Entre as sugestões de atividades sobre política na escola, o grêmio estudantil é uma delas que os alunos dos ensinos Fundamental e Médio adoram. A formação do grêmio envolve eleições e os candidatos também precisam apresentar propostas, algo que lembra muito o real cenário eleitoral.

De maneira livre e autônoma, os estudantes eleitos representam todos os demais alunos e um dos seus papéis é ampliar o diálogo com toda a comunidade escolar. Vale a pena aproveitar o momento para colocar essa ideia em prática!

 

Por que as escolas devem falar sobre as eleições de 2022?

No Brasil, o voto é obrigatório apenas para os jovens maiores de 18 anos. Entretanto, embora seja facultativo, os adolescentes de 16 e 17 anos também podem ir às urnas.

Esse já seria um bom motivo para as eleições serem discutidas, ao menos, no Ensino Médio, certo?

Afinal, as instituições de ensino também devem participar do processo de instruir esses jovens eleitores a desenvolverem senso crítico para ter condições de avaliar os candidatos.

Mas, se queremos uma sociedade mais justa e igualitária, não seria muito sensato as crianças e os menores de 15 anos deixarem de participar desse processo, concorda?

Aprender sobre as eleições é aprender sobre democracia, cidadania e sobre as regras para o bom convívio em comunidade.

E esses são pontos que não devem ser debatidos apenas quando se tem idade suficiente para tirar o título de eleitor. Quanto mais cedo as crianças puderem aprender sobre tudo isso, melhor para elas e para todos nós!

Evite falar sobre o cenário político do Brasil

Você conseguiu perceber que é possível falar sobre eleições na escola, mas sem abordar o atual cenário político?

Para evitar que os alunos tragam de casa opiniões mais politizadas e que acabam gerando discussões mais tensas, pode ser uma boa evitar esse assunto.
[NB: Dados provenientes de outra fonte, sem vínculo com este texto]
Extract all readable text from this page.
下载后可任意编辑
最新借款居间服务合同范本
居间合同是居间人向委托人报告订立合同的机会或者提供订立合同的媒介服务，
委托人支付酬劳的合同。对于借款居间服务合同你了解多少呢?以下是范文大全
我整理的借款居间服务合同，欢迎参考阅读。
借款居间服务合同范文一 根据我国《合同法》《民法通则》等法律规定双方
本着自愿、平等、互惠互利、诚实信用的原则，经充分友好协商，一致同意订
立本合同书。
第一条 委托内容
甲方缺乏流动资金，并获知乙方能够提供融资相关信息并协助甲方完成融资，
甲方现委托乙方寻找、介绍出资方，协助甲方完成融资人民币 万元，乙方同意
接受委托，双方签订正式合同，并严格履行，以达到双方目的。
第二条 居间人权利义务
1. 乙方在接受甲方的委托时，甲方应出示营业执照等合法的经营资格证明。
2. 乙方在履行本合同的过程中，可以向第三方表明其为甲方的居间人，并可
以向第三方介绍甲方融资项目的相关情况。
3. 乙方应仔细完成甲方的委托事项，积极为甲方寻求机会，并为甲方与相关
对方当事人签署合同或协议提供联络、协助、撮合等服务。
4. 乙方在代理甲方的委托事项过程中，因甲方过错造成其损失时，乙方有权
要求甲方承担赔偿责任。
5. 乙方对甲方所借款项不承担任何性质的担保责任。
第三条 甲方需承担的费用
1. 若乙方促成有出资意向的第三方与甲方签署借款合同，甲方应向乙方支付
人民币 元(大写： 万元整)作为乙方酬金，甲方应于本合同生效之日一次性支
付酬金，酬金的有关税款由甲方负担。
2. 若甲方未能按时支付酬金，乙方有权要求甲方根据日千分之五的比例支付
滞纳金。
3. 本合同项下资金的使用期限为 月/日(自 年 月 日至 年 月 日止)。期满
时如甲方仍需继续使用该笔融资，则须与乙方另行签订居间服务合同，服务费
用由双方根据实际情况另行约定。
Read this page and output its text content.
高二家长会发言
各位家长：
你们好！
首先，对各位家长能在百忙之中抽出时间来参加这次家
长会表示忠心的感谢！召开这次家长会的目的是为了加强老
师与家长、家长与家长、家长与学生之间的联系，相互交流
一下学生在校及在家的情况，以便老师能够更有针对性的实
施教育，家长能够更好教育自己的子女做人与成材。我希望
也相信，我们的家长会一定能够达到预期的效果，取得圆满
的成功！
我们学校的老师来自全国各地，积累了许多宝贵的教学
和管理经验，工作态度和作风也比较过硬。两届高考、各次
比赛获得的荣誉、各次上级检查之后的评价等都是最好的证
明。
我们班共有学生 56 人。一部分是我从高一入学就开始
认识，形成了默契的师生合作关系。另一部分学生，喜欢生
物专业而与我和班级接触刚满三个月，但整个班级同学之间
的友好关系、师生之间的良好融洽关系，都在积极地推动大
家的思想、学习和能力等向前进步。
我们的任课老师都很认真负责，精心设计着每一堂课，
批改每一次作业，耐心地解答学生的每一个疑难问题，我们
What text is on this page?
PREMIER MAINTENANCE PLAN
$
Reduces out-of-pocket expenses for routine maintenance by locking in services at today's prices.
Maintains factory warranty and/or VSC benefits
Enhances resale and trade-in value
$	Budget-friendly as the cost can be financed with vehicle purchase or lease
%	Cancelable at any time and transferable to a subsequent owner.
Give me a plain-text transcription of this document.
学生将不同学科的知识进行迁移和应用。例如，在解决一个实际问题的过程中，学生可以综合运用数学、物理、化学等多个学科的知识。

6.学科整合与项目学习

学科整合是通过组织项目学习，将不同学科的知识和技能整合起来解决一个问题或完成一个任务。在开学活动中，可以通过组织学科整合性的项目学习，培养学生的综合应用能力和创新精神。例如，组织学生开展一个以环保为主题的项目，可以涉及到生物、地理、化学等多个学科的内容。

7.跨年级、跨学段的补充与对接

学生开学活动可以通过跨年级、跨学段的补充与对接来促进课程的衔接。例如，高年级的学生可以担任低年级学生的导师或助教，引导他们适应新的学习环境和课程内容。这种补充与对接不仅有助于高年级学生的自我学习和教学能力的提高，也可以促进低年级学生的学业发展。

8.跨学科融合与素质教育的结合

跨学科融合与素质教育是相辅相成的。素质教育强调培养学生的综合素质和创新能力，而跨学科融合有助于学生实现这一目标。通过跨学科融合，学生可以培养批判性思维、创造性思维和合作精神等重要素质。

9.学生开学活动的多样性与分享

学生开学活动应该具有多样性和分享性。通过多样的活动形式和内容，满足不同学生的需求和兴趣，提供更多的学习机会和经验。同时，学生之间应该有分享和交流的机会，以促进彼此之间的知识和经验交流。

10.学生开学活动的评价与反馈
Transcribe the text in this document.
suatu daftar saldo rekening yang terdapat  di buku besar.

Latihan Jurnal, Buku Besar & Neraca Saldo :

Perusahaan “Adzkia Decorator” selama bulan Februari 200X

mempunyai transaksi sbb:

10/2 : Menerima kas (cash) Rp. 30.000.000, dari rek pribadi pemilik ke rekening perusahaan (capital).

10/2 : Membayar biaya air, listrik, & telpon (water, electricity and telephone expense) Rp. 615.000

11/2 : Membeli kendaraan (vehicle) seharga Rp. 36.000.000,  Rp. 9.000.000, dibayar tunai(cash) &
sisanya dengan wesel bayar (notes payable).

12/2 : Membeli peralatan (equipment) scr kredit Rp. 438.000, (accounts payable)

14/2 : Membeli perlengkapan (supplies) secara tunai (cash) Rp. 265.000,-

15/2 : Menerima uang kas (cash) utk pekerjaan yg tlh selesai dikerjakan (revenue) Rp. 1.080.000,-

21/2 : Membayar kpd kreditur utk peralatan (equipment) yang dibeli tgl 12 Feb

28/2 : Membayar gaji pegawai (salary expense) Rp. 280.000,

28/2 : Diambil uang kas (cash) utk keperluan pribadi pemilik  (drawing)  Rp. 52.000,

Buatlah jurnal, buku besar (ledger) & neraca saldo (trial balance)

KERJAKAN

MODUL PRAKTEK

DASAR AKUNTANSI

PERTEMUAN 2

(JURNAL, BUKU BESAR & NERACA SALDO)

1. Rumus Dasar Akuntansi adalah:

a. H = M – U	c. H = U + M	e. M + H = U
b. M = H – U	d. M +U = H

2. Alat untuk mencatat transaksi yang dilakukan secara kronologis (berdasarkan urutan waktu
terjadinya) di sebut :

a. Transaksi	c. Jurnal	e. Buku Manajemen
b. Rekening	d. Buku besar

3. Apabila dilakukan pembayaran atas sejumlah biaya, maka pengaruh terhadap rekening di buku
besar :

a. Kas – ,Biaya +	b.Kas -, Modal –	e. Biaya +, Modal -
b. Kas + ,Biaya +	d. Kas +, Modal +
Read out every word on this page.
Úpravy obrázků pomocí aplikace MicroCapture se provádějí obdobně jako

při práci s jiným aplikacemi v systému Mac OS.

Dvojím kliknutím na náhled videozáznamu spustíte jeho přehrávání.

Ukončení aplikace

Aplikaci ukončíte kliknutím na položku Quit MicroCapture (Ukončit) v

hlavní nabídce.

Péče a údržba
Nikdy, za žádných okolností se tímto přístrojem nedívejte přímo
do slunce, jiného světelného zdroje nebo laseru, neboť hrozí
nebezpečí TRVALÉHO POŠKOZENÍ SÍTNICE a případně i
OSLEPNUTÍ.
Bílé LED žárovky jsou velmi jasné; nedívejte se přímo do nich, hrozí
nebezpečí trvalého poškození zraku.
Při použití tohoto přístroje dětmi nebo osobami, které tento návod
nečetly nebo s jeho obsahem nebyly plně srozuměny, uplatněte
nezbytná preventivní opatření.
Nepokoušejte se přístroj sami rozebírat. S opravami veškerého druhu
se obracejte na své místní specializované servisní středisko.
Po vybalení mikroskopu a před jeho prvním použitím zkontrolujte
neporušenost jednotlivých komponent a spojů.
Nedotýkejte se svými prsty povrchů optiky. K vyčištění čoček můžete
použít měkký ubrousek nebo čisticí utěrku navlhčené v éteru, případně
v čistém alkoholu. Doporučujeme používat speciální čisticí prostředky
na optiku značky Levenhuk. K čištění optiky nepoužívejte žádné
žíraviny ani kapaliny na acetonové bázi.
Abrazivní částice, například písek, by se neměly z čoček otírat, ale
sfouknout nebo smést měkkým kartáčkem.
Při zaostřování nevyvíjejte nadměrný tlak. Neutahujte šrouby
E sabe o que é bem interessante e pode ajudar você, gestor, a ficar mais tranquilo para falar de política na escola? Conversar com outros diretores para saber qual postura as instituições estão adotando neste momento. Saiba a importância do networking para o gestor escolar. 

Aproveite também para garantir que toda a comunidade escolar enxergue sua instituição de ensino como um espaço seguro e democrático, onde alunos e seus responsáveis aprendam sobre política e possam se informar sobre Eleições 2022, de maneira segura e bastante imparcial.

São iniciativas como essa, que focam na Educação de qualidade, que ajudam a sua escola a se destacar da concorrência, contribuem para evitar a evasão escolar e, ainda, auxiliam na captação e retenção de alunos.